Hugo and Shirley Jackson award-winning Peter Watts stands on the
cutting edge of hard SF with his acclaimed novel, Blindsight
Two months since the stars fell...
Two months of silence, while a world held its breath.
Now some half-derelict space probe, sparking fitfully past Neptune's
orbit, hears a whisper from the edge of the solar system: a faint signal
sweeping the cosmos like a lighthouse beam. Whatever's out there isn't
talking to us. It's talking to some distant star, perhaps. Or perhaps to
something closer, something en route.
So who do you send to force introductions with unknown and unknowable
alien intellect that doesn't wish to be met?

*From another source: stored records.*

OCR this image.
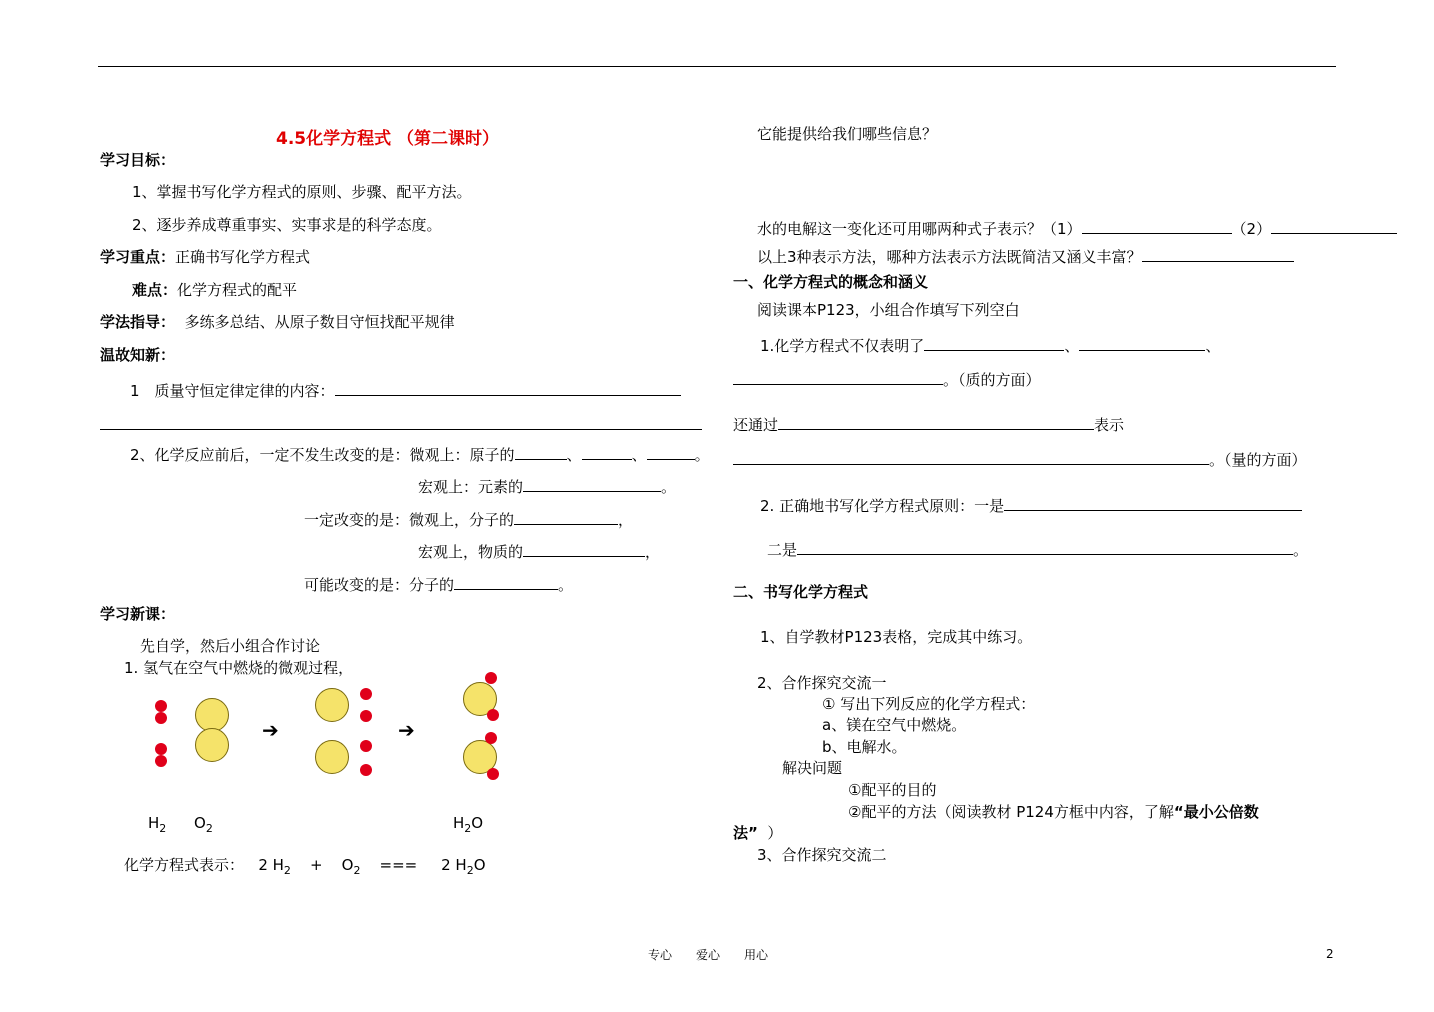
4.5化学方程式 （第二课时）
学习目标：
1、掌握书写化学方程式的原则、步骤、配平方法。
2、逐步养成尊重事实、实事求是的科学态度。
学习重点：正确书写化学方程式
难点：化学方程式的配平
学法指导： 多练多总结、从原子数目守恒找配平规律
温故知新：
1　质量守恒定律定律的内容：
2、化学反应前后，一定不发生改变的是：微观上：原子的	、	、	。
宏观上：元素的	。
一定改变的是：微观上，分子的	，
宏观上，物质的	，
可能改变的是：分子的	。
学习新课：
先自学，然后小组合作讨论
1. 氢气在空气中燃烧的微观过程，
➔	➔
$H_2$ $O_2$	$H_2O$
化学方程式表示： 2 $H_2 + O_2$ === 2 $H_2O$
它能提供给我们哪些信息？
水的电解这一变化还可用哪两种式子表示？（1）	（2）
以上3种表示方法，哪种方法表示方法既简洁又涵义丰富？
一、化学方程式的概念和涵义
阅读课本P123，小组合作填写下列空白
1.化学方程式不仅表明了	、	、
。（质的方面）
还通过	表示
。（量的方面）
2. 正确地书写化学方程式原则：一是
二是	。
二、书写化学方程式
1、自学教材P123表格，完成其中练习。
2、合作探究交流一
① 写出下列反应的化学方程式：
a、镁在空气中燃烧。
b、电解水。
解决问题
①配平的目的
②配平的方法（阅读教材 P124方框中内容，了解“最小公倍数
法” ）
3、合作探究交流二
专心　　爱心　　用心	2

You send a linguist with multiple personalities, her brain surgically
partitioned into separate, sentient processing cores. You send a
biologist so radically interfaced with machinery that he sees x-rays and
tastes ultrasound. You send a pacifist warrior in the faint hope she
won't be needed. You send a monster to command them all, an extinct
hominid predator once called vampire, recalled from the grave with the
voodoo of recombinant genetics and the blood of sociopaths. And you send
a synthesist--an informational topologist with half his mind gone--as
an interface between here and there.
Pray they can be trusted with the fate of a world. They may be more
alien than the thing they've been sent to find.